On Behalf Of Corwin Joy
I guess you could do this in the bindings. I'm not sure how you would get compile time checks that you are assigning an illegal value to a field if you just expose a collection of boost::variant fields tho'.
Unfortunately, there really isn't any way to guarantee at compile time what the data types in a database will be at run time.
Actually if you re-read my earlier post my point is exactly the reverse. Fixed length strings are easy to support from an implementation point of view, it is arbitrary length strings that are hard.
I guess I'm still thinking of it from an interface point of view. Even if you're dealing in fixed length strings in the implementation, you can still return arbitrary length strings to the user. SQLPutData won't be a problem since we're using read-only record sets.
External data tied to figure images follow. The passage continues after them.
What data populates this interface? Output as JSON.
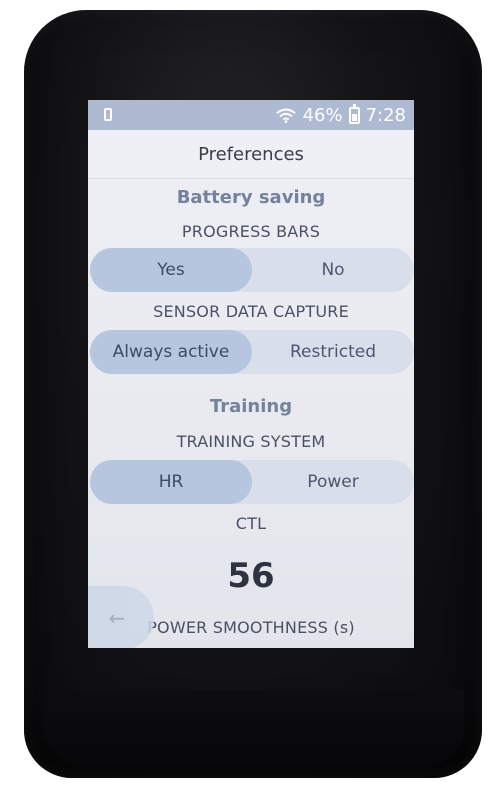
{
  "status_bar": {
    "battery_percent": "46%",
    "time": "7:28",
    "icons": [
      "sim-icon",
      "wifi-icon",
      "battery-icon"
    ]
  },
  "header": {
    "title": "Preferences"
  },
  "sections": {
    "battery_saving": {
      "heading": "Battery saving",
      "progress_bars": {
        "label": "PROGRESS BARS",
        "options": [
          "Yes",
          "No"
        ],
        "selected": "Yes"
      },
      "sensor_data_capture": {
        "label": "SENSOR DATA CAPTURE",
        "options": [
          "Always active",
          "Restricted"
        ],
        "selected": "Always active"
      }
    },
    "training": {
      "heading": "Training",
      "training_system": {
        "label": "TRAINING SYSTEM",
        "options": [
          "HR",
          "Power"
        ],
        "selected": "HR"
      },
      "ctl": {
        "label": "CTL",
        "value": "56"
      },
      "power_smoothness": {
        "label": "POWER SMOOTHNESS (s)"
      }
    }
  },
  "navigation": {
    "back_icon": "arrow-left-icon",
    "back_glyph": "←"
  },
  "colors": {
    "status_bar": "#aeb9d2",
    "screen_bg": "#eef0f5",
    "segment_bg": "#d9dfea",
    "segment_selected": "#b7c6df",
    "section_heading": "#76829b",
    "device_body": "#141418"
  }
}
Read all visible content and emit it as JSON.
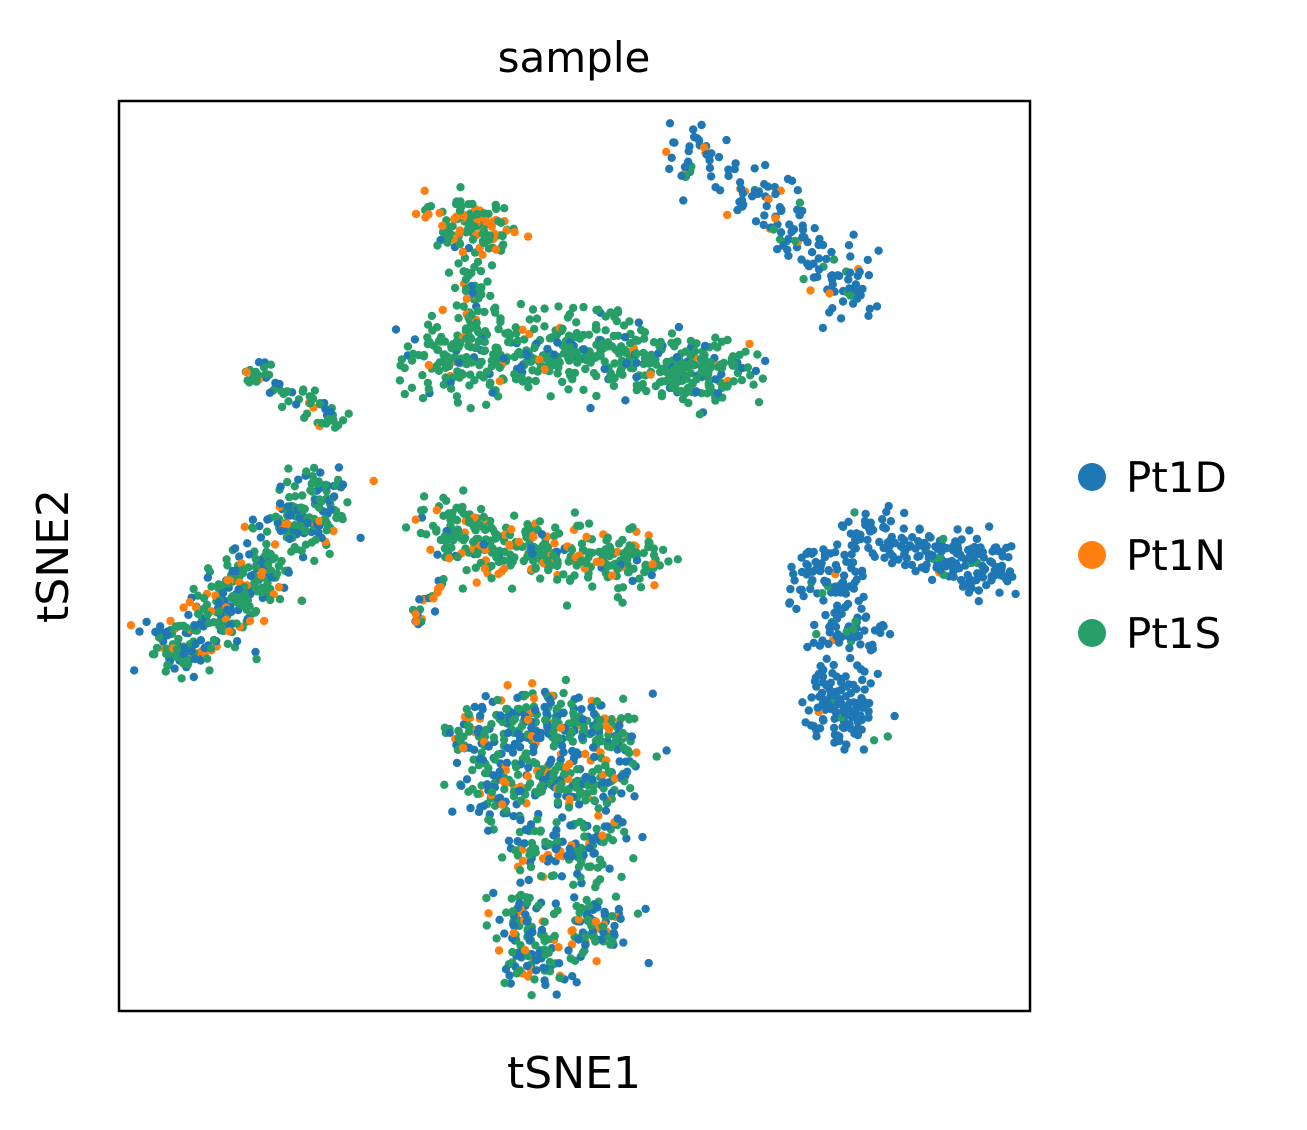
{
  "chart_data": {
    "type": "scatter",
    "title": "sample",
    "xlabel": "tSNE1",
    "ylabel": "tSNE2",
    "xlim": [
      0,
      100
    ],
    "ylim": [
      0,
      100
    ],
    "ticks": "none",
    "grid": false,
    "legend_placement": "right",
    "series": [
      {
        "name": "Pt1D",
        "color": "#1f77b4"
      },
      {
        "name": "Pt1N",
        "color": "#ff7f0e"
      },
      {
        "name": "Pt1S",
        "color": "#279e68"
      }
    ],
    "clusters": [
      {
        "label": "top-right",
        "points": [
          [
            63,
            94
          ],
          [
            68,
            91
          ],
          [
            72,
            88
          ],
          [
            75,
            85
          ],
          [
            78,
            82
          ],
          [
            80,
            79
          ]
        ],
        "spread": [
          2.2,
          2.2
        ],
        "n": 170,
        "mix": [
          0.82,
          0.08,
          0.1
        ]
      },
      {
        "label": "top-center-small",
        "points": [
          [
            37,
            87
          ],
          [
            40,
            86
          ]
        ],
        "spread": [
          2.5,
          2.2
        ],
        "n": 120,
        "mix": [
          0.02,
          0.4,
          0.58
        ]
      },
      {
        "label": "top-center-stem",
        "points": [
          [
            39,
            80
          ],
          [
            39,
            77
          ]
        ],
        "spread": [
          1.8,
          2.2
        ],
        "n": 45,
        "mix": [
          0.05,
          0.25,
          0.7
        ]
      },
      {
        "label": "upper-center-large",
        "points": [
          [
            36,
            72
          ],
          [
            44,
            72
          ],
          [
            52,
            73
          ],
          [
            58,
            71
          ],
          [
            64,
            70
          ]
        ],
        "spread": [
          4.2,
          2.6
        ],
        "n": 560,
        "mix": [
          0.14,
          0.04,
          0.82
        ]
      },
      {
        "label": "upper-left-strip",
        "points": [
          [
            15,
            70
          ],
          [
            18,
            68
          ],
          [
            21,
            67
          ],
          [
            23,
            65
          ]
        ],
        "spread": [
          1.2,
          0.9
        ],
        "n": 65,
        "mix": [
          0.12,
          0.12,
          0.76
        ]
      },
      {
        "label": "left-diagonal",
        "points": [
          [
            7,
            40
          ],
          [
            11,
            44
          ],
          [
            15,
            48
          ],
          [
            19,
            53
          ],
          [
            22,
            56
          ]
        ],
        "spread": [
          2.8,
          2.4
        ],
        "n": 430,
        "mix": [
          0.3,
          0.14,
          0.56
        ]
      },
      {
        "label": "center-small",
        "points": [
          [
            37,
            53
          ],
          [
            41,
            51
          ],
          [
            46,
            51
          ],
          [
            51,
            50
          ],
          [
            56,
            50
          ]
        ],
        "spread": [
          2.8,
          2.2
        ],
        "n": 330,
        "mix": [
          0.04,
          0.18,
          0.78
        ]
      },
      {
        "label": "center-thin",
        "points": [
          [
            33,
            43
          ],
          [
            34,
            45
          ],
          [
            35,
            47
          ]
        ],
        "spread": [
          0.5,
          0.9
        ],
        "n": 22,
        "mix": [
          0.4,
          0.25,
          0.35
        ]
      },
      {
        "label": "right-triangle",
        "points": [
          [
            77,
            48
          ],
          [
            83,
            52
          ],
          [
            90,
            50
          ],
          [
            95,
            49
          ],
          [
            80,
            42
          ],
          [
            79,
            35
          ],
          [
            80,
            32
          ]
        ],
        "spread": [
          2.6,
          2.2
        ],
        "n": 460,
        "mix": [
          0.94,
          0.02,
          0.04
        ]
      },
      {
        "label": "bottom-center",
        "points": [
          [
            39,
            30
          ],
          [
            44,
            32
          ],
          [
            49,
            32
          ],
          [
            54,
            30
          ],
          [
            42,
            24
          ],
          [
            48,
            26
          ],
          [
            53,
            24
          ],
          [
            46,
            18
          ],
          [
            51,
            18
          ],
          [
            44,
            10
          ],
          [
            52,
            10
          ],
          [
            46,
            5
          ]
        ],
        "spread": [
          2.6,
          2.4
        ],
        "n": 850,
        "mix": [
          0.38,
          0.12,
          0.5
        ]
      }
    ]
  }
}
2. More problematic, if you call SQLGetData and SQLPutData on a
column > then > ODBC says it may not be supported unless that string column comes last.
That's odd. I've never used a native interface that cared about column order.
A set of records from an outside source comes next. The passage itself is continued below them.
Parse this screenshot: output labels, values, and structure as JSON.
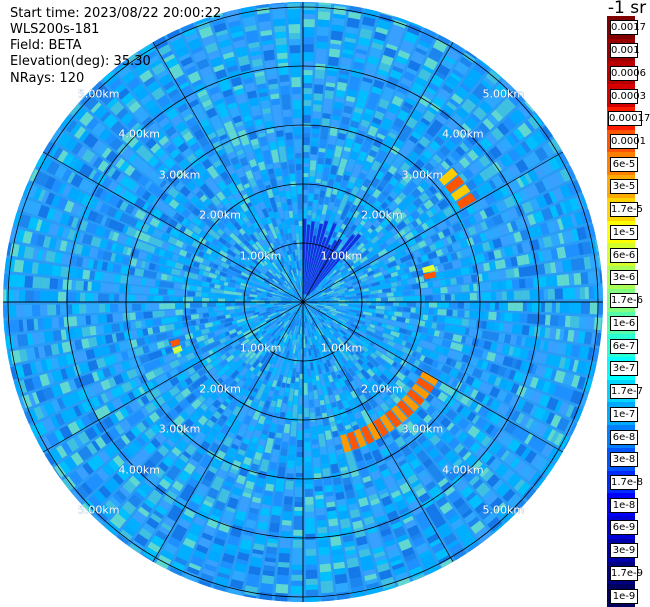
{
  "info": {
    "start_time": "Start time: 2023/08/22 20:00:22",
    "instrument": "WLS200s-181",
    "field": "Field: BETA",
    "elevation": "Elevation(deg): 35.30",
    "nrays": "NRays: 120"
  },
  "range_labels": [
    "1.00km",
    "2.00km",
    "3.00km",
    "4.00km",
    "5.00km"
  ],
  "colorbar": {
    "unit_title": "-1 sr",
    "levels": [
      "0.0017",
      "0.001",
      "0.0006",
      "0.0003",
      "0.00017",
      "0.0001",
      "6e-5",
      "3e-5",
      "1.7e-5",
      "1e-5",
      "6e-6",
      "3e-6",
      "1.7e-6",
      "1e-6",
      "6e-7",
      "3e-7",
      "1.7e-7",
      "1e-7",
      "6e-8",
      "3e-8",
      "1.7e-8",
      "1e-8",
      "6e-9",
      "3e-9",
      "1.7e-9",
      "1e-9"
    ],
    "colors": [
      "#800000",
      "#9a0000",
      "#b80000",
      "#d40000",
      "#ff1a00",
      "#ff5500",
      "#ff8000",
      "#ffaa00",
      "#ffd500",
      "#ffff00",
      "#d4ff2b",
      "#aaff55",
      "#80ff80",
      "#55ffaa",
      "#2bffd4",
      "#00ffff",
      "#00d4ff",
      "#00aaff",
      "#0080ff",
      "#0055ff",
      "#002bff",
      "#0000ff",
      "#0000d4",
      "#0000aa",
      "#000080",
      "#000060"
    ]
  },
  "scan": {
    "nrays": 120,
    "max_range_km": 5.5,
    "colors": [
      "#1e90ff",
      "#00bfff",
      "#1c86ee",
      "#00a8ff",
      "#40c0e0",
      "#2ea8ff",
      "#1478e8",
      "#60d8d0",
      "#00b0ff",
      "#3aa0ff"
    ]
  },
  "hotspots": [
    {
      "az": 143,
      "r0": 2.35,
      "r1": 2.65,
      "a0": 120,
      "a1": 165,
      "color": "#ff9900"
    },
    {
      "az": 56,
      "r0": 3.1,
      "r1": 3.4,
      "a0": 48,
      "a1": 60,
      "color": "#ffcc00"
    },
    {
      "az": 78,
      "r0": 2.1,
      "r1": 2.3,
      "a0": 74,
      "a1": 80,
      "color": "#e8ff30"
    },
    {
      "az": 252,
      "r0": 2.2,
      "r1": 2.35,
      "a0": 248,
      "a1": 254,
      "color": "#d0ff40"
    }
  ]
}
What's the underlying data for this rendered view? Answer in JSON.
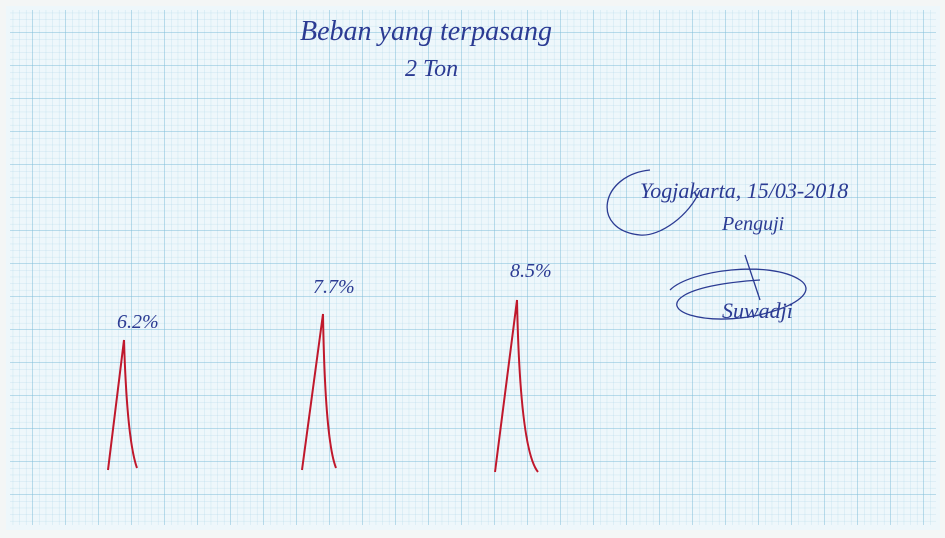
{
  "header": {
    "title": "Beban yang terpasang",
    "subtitle": "2 Ton"
  },
  "peaks": [
    {
      "label": "6.2%"
    },
    {
      "label": "7.7%"
    },
    {
      "label": "8.5%"
    }
  ],
  "signature": {
    "place_date": "Yogjakarta, 15/03-2018",
    "role": "Penguji",
    "name": "Suwadji"
  }
}
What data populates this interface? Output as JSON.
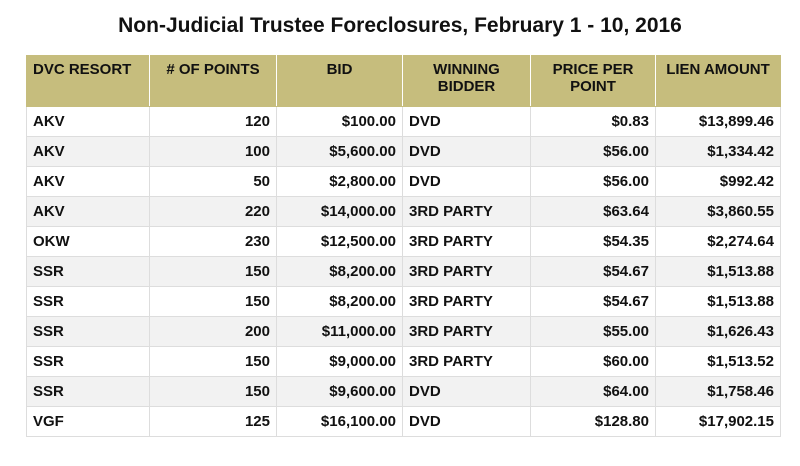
{
  "title": "Non-Judicial Trustee Foreclosures, February 1 - 10, 2016",
  "columns": {
    "resort": "DVC RESORT",
    "points": "# OF POINTS",
    "bid": "BID",
    "bidder": "WINNING BIDDER",
    "price_per_point": "PRICE PER POINT",
    "lien": "LIEN AMOUNT"
  },
  "rows": [
    {
      "resort": "AKV",
      "points": "120",
      "bid": "$100.00",
      "bidder": "DVD",
      "price_per_point": "$0.83",
      "lien": "$13,899.46"
    },
    {
      "resort": "AKV",
      "points": "100",
      "bid": "$5,600.00",
      "bidder": "DVD",
      "price_per_point": "$56.00",
      "lien": "$1,334.42"
    },
    {
      "resort": "AKV",
      "points": "50",
      "bid": "$2,800.00",
      "bidder": "DVD",
      "price_per_point": "$56.00",
      "lien": "$992.42"
    },
    {
      "resort": "AKV",
      "points": "220",
      "bid": "$14,000.00",
      "bidder": "3RD PARTY",
      "price_per_point": "$63.64",
      "lien": "$3,860.55"
    },
    {
      "resort": "OKW",
      "points": "230",
      "bid": "$12,500.00",
      "bidder": "3RD PARTY",
      "price_per_point": "$54.35",
      "lien": "$2,274.64"
    },
    {
      "resort": "SSR",
      "points": "150",
      "bid": "$8,200.00",
      "bidder": "3RD PARTY",
      "price_per_point": "$54.67",
      "lien": "$1,513.88"
    },
    {
      "resort": "SSR",
      "points": "150",
      "bid": "$8,200.00",
      "bidder": "3RD PARTY",
      "price_per_point": "$54.67",
      "lien": "$1,513.88"
    },
    {
      "resort": "SSR",
      "points": "200",
      "bid": "$11,000.00",
      "bidder": "3RD PARTY",
      "price_per_point": "$55.00",
      "lien": "$1,626.43"
    },
    {
      "resort": "SSR",
      "points": "150",
      "bid": "$9,000.00",
      "bidder": "3RD PARTY",
      "price_per_point": "$60.00",
      "lien": "$1,513.52"
    },
    {
      "resort": "SSR",
      "points": "150",
      "bid": "$9,600.00",
      "bidder": "DVD",
      "price_per_point": "$64.00",
      "lien": "$1,758.46"
    },
    {
      "resort": "VGF",
      "points": "125",
      "bid": "$16,100.00",
      "bidder": "DVD",
      "price_per_point": "$128.80",
      "lien": "$17,902.15"
    }
  ],
  "colors": {
    "header_bg": "#c6bd7d",
    "row_alt_bg": "#f2f2f2"
  }
}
I'm not saying that you should default construct this inside private class members, but what I am saying is that you will need to allow it to be overriden. I'll give a couple examples: 1. In microsoft access there are two kinds of text fields, text and memo. text can be up to 255 bytes long, memo can be much larger (I think up to 4k). When you bind a text column, you have to specify a SQL column length. If you specify >255 for a text column you will get an error. If you specify 255 for a memo column you will get truncated. When the user binds a std::string you don't know what kind of SQL type they are binding to.
The interface only provides the ability to read from record sets, which is all some native interfaces allow. When returning std::string, it doesn't matter whether the source was memo or not. Speaking of Access; I'm pretty familiar with it too. We had been using it for 5 or 6 years via DAO and just finished converting our entire system to PostgreSQL. I didn't know about memo fields when we first set up our access databases, and the 255 byte limit was a major source of pain for us. Now all our text fields are unbounded (and per PostgreSQL documentation suffer no performance penalty). I think it's just common wisdom in programming that if you put an arbitrary size limitation on something you're asking for trouble, which is part of the reason I'm not too worried about fixed length strings.
Anyway, not having a class to hold the source SQL column type is just wrong IMO since there are all kinds of conversion rules that may be desired and the default may not be the right one and have to be overriden.
I'm still thinking about the interface. The implementation will certainly need no hang on to the SQL column type. It will be the implementation's job to choose the right conversion.
Yes, definitely they should be hidden as private members, I was just pointing out that this association needs to be made.
I think we're saying the same thing then. We definitely can't convert from database type to C++ type without this information. I was thinking that it would live in the implementations: Boost.Database.PostgreSQL, Boost.Database.MySQL, etc... and not in the interface.